A reputação de autores, preocupação constante de Lope de Vega, constrói-se não apenas com a circulação e a acolhida local de obras. Ela demanda alcance internacional, assegurado por meio da tradução. Assim como a materialidade, o ato de traduzir também é capaz de atribuir novos sentidos às obras e dar-lhes novas vidas, ao torná-las legíveis na língua-alvo e coaduná-las com o espaço de acolhida. No capítulo Traduzir, Chartier expõe as distinções entre o Oráculo Manual y Arte de Prudencia (1647), do jesuíta Baltasar Gracián, e sua versão francesa, publicada em 1684, que tem como título L’Homme de Cour. Como se vê, a escolha do título significa o primeiro movimento de diferenciação da tradução em relação à obra original. Essa coletânea de aforismos de Gracián, que se propunha a oferecer regras de conduta aos indivíduos de modo geral, tem sua destinação restringida ao homme de cour, ou seja, ao cortesão, na tradução de Amelot de La Houssaie, que executou deliberadamente essa modificação por entender, segundo Chartier, que os preceitos de Gracián são mais necessários na corte do que em qualquer outro espaço, pois a ela é que pertenciam as pessoas devidamente habilitadas a acolhê-los. A elevação do estilo de Gracián, apesar de tido como lacônico, não permitiria a vulgarização de seus escritos, ainda que fossem acessíveis em forma impressa. Esse tipo de difusão gerava desconfiança em meio à elite letrada, pois, a seu ver, a propagação de impressos corromperia a qualidade dos escritos, que passavam a ser lidos e interpretados por pessoas sem preparo suficiente para entendê-los. Essa destinação ao homem da corte na tradução de Amelot, que Chartier chama de “curialização”, repercutiu, de acordo com o estudioso, em outras traduções realizadas posteriormente em países europeus, que tomaram a versão de Amelot como referência. Chartier lembra ainda que Norbert Elias (citado por CHARTIER, 2020, p. 111-112), em seu clássico estudo sobre a corte de Louis XIV, cita justamente a tradução de Amelot, sendo, por isso, levado a considerar a obra de Gracián como “o primeiro manual sobre a psicologia da corte”, quando na verdade o termo “corte” sequer aparece na obra original.

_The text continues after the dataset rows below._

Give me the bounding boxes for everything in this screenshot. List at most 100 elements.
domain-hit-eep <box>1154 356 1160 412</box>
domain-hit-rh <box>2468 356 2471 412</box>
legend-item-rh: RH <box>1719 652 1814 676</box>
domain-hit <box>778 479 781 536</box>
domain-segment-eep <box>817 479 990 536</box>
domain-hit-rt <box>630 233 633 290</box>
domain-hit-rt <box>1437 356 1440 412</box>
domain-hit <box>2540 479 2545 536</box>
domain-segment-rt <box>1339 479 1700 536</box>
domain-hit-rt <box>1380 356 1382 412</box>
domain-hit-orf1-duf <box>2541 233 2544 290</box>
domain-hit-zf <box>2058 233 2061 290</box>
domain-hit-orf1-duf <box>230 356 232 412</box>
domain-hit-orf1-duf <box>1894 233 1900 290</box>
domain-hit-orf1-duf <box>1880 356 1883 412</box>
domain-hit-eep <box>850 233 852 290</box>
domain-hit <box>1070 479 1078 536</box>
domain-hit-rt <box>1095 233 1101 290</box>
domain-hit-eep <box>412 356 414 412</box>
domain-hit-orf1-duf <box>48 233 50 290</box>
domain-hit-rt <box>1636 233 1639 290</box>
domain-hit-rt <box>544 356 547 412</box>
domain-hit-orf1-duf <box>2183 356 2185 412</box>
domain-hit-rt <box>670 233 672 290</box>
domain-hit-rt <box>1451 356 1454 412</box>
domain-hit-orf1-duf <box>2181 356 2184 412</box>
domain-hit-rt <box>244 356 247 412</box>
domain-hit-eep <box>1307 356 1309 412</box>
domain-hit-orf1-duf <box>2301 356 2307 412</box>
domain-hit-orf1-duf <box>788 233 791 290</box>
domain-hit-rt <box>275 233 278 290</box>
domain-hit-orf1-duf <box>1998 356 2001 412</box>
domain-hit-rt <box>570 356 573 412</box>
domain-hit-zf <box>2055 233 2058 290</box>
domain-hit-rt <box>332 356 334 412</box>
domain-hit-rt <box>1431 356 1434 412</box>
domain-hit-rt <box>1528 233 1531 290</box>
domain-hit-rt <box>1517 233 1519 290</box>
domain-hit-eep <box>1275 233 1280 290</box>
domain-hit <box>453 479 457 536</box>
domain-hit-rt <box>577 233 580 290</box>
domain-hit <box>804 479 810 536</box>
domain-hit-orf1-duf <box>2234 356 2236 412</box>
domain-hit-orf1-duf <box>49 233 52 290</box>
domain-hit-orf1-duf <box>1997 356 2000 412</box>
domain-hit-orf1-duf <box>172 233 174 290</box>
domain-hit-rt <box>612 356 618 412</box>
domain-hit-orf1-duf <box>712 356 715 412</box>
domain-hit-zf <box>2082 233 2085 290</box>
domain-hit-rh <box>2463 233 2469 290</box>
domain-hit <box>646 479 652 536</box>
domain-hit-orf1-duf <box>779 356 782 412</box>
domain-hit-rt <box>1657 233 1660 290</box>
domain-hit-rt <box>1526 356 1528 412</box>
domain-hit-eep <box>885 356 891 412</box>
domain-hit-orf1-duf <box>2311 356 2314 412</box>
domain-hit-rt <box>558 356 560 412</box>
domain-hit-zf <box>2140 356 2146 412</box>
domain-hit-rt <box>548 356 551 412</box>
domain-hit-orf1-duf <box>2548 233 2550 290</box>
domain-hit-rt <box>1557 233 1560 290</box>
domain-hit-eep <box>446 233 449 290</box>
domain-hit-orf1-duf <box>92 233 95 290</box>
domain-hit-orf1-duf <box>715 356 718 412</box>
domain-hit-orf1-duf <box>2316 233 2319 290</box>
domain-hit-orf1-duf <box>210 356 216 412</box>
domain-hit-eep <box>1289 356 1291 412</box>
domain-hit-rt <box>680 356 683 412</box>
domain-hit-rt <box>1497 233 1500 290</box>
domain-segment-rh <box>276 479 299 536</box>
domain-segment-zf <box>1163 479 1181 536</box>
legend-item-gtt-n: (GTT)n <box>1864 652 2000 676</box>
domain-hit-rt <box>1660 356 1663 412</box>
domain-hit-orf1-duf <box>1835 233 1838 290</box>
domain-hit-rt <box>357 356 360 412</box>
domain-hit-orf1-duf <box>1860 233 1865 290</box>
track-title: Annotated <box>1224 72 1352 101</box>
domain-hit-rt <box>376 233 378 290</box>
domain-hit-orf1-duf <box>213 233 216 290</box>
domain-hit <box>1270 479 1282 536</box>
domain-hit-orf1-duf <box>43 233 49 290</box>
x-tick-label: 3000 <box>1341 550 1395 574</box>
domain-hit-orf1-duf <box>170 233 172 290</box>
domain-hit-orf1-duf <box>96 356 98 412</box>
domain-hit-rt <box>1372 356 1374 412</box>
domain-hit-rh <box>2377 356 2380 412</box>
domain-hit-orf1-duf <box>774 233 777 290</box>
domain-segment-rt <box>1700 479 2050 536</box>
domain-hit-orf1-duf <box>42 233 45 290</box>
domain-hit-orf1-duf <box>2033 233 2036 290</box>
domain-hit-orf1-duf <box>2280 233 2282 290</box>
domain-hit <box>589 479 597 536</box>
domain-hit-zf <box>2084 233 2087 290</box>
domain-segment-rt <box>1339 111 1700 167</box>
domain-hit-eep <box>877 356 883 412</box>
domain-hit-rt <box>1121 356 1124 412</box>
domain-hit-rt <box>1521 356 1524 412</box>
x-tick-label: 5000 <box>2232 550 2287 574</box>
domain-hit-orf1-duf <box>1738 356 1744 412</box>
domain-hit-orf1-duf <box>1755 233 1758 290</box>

Chartier empreende, também nesse capítulo, uma análise comparativa, desta vez entre a tradução e o texto original, a fim de identificar dificuldades de tradução encontradas e as soluções adotadas ou interferências realizadas por Amelot, o que incide nos sentidos da obra. Chartier estende seu olhar para além da primeira circulação da tradução de Amelot e as versões contemporâneas em outros idiomas. Ampliando o recorte temporal, o historiador identifica o que chama de “descurialização” da obra de Gracián, reivindicada pelos tradutores de novas versões em inglês e até mesmo em francês, ao rejeitarem o título adotado por Amelot por entenderem que a obra do jesuíta espanhol mereceria ser lida por todo homem de bom senso e de inteligência. Ainda que François de Courbeville, tradutor da nova versão francesa, renegue Amelot e busque resgatar Gracián como principal referência, sua tradução, como mostra Chartier, também revela dificuldades para verter termos e expressões. As soluções propostas por Courbeville continuam conferindo outros sentidos ao texto, o que leva Chartier a concluir jocosamente que não era fácil traduzir Gracián, quando, na verdade, o estudioso demonstra, ao longo do artigo, que o próprio ato de traduzir está intimamente ligado à ressignificação de textos e à criação de novas formas de recepção e interpretação no espaço e no tempo de acolhida.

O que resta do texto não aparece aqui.